We've gotten confirmation from one customer that the patch solves the issue.
Customers have reported seeing this issue even for active connections and not only for new ones.
(In reply to comment #12) > Customers have reported seeing this issue even for active connections and not > only for new ones. Disregard this comment, it seems like another bug.
I saw this issue on Windows 10 when connecting from our internal network out to eudemo.thinlinc.com with a regular wired connection.
The triggering condition seems to be that the final output from thinlinc-login and the command terminating happens at the same time. I.e. the ssh client will see both the output and the exit in the protocol stream without having to call select() to get more data.

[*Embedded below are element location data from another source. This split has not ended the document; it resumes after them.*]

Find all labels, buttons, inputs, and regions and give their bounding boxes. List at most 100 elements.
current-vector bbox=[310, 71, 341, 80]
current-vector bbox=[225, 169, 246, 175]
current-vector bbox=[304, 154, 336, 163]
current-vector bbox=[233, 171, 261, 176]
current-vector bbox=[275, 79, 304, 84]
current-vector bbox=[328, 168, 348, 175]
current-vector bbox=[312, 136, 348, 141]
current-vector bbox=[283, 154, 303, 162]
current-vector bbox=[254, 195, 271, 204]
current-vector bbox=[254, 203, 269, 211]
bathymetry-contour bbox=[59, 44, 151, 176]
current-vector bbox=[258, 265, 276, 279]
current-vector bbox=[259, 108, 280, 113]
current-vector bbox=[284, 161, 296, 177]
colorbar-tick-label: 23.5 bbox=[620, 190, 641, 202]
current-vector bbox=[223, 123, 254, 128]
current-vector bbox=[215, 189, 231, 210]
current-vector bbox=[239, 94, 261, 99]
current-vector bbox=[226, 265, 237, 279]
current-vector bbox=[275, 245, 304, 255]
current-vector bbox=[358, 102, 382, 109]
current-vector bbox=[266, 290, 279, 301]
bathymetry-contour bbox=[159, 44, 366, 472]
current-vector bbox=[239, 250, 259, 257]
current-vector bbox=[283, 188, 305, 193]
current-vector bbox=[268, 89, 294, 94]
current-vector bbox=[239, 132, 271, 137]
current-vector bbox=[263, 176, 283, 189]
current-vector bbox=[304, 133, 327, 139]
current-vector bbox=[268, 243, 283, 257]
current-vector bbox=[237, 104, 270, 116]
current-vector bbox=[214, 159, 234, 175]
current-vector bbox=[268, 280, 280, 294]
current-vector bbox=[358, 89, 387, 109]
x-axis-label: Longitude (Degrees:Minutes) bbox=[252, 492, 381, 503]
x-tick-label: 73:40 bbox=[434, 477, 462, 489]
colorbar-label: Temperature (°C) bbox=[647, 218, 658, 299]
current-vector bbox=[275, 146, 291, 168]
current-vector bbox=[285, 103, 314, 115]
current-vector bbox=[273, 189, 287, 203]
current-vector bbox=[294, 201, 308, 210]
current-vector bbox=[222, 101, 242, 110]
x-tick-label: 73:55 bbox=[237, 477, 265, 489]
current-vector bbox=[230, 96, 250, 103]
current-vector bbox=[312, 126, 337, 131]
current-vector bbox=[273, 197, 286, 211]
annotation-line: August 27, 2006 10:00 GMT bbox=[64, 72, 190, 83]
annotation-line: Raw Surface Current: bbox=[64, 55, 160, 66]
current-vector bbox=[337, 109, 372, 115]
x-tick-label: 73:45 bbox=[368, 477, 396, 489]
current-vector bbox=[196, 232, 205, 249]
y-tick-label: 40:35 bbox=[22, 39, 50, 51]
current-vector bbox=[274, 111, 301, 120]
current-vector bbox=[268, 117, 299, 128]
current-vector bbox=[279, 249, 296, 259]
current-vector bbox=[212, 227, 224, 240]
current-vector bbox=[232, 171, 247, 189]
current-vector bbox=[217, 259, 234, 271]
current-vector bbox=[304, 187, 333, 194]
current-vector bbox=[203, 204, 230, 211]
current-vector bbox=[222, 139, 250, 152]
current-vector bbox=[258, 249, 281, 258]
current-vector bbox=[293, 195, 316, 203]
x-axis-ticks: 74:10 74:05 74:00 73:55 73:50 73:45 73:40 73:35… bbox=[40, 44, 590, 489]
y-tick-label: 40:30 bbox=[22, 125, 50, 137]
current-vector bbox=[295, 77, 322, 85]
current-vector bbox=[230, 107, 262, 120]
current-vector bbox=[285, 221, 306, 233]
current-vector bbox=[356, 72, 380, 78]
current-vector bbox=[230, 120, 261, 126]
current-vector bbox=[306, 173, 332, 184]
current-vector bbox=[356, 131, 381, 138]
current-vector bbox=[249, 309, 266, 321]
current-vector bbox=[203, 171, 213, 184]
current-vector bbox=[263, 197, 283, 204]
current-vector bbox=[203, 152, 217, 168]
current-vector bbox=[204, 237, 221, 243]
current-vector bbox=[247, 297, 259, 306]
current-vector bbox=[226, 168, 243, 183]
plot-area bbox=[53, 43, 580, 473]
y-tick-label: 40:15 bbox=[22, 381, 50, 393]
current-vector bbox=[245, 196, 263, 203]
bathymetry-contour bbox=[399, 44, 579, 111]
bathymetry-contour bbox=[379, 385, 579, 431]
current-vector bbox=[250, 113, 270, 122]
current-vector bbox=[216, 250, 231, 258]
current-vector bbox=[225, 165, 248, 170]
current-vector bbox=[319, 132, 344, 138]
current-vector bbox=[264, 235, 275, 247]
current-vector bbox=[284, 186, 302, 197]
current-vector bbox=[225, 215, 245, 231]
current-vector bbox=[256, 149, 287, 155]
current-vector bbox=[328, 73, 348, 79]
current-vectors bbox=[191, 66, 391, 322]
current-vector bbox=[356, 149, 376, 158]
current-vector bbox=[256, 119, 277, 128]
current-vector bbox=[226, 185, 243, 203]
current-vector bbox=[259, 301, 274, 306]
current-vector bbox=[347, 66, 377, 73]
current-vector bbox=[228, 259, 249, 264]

I have not figured out a good way to cause this buffering with an unmodified client. But patching ssh easily provokes. Simply put a "Sleep(500);" at the top of win32_select() and the bug will appear.
Should be fixed now. Tester probably needs to use a modified ssh client, or figure out some other way of provoking the bug.
With 4.9.0, I can reproduce the problem on my laptop with Windows 7, if connected via mobile phone tethering and downloading web pages during login. 2 out of 3 login fails. With 4.9.0post build 6045, it works correctly.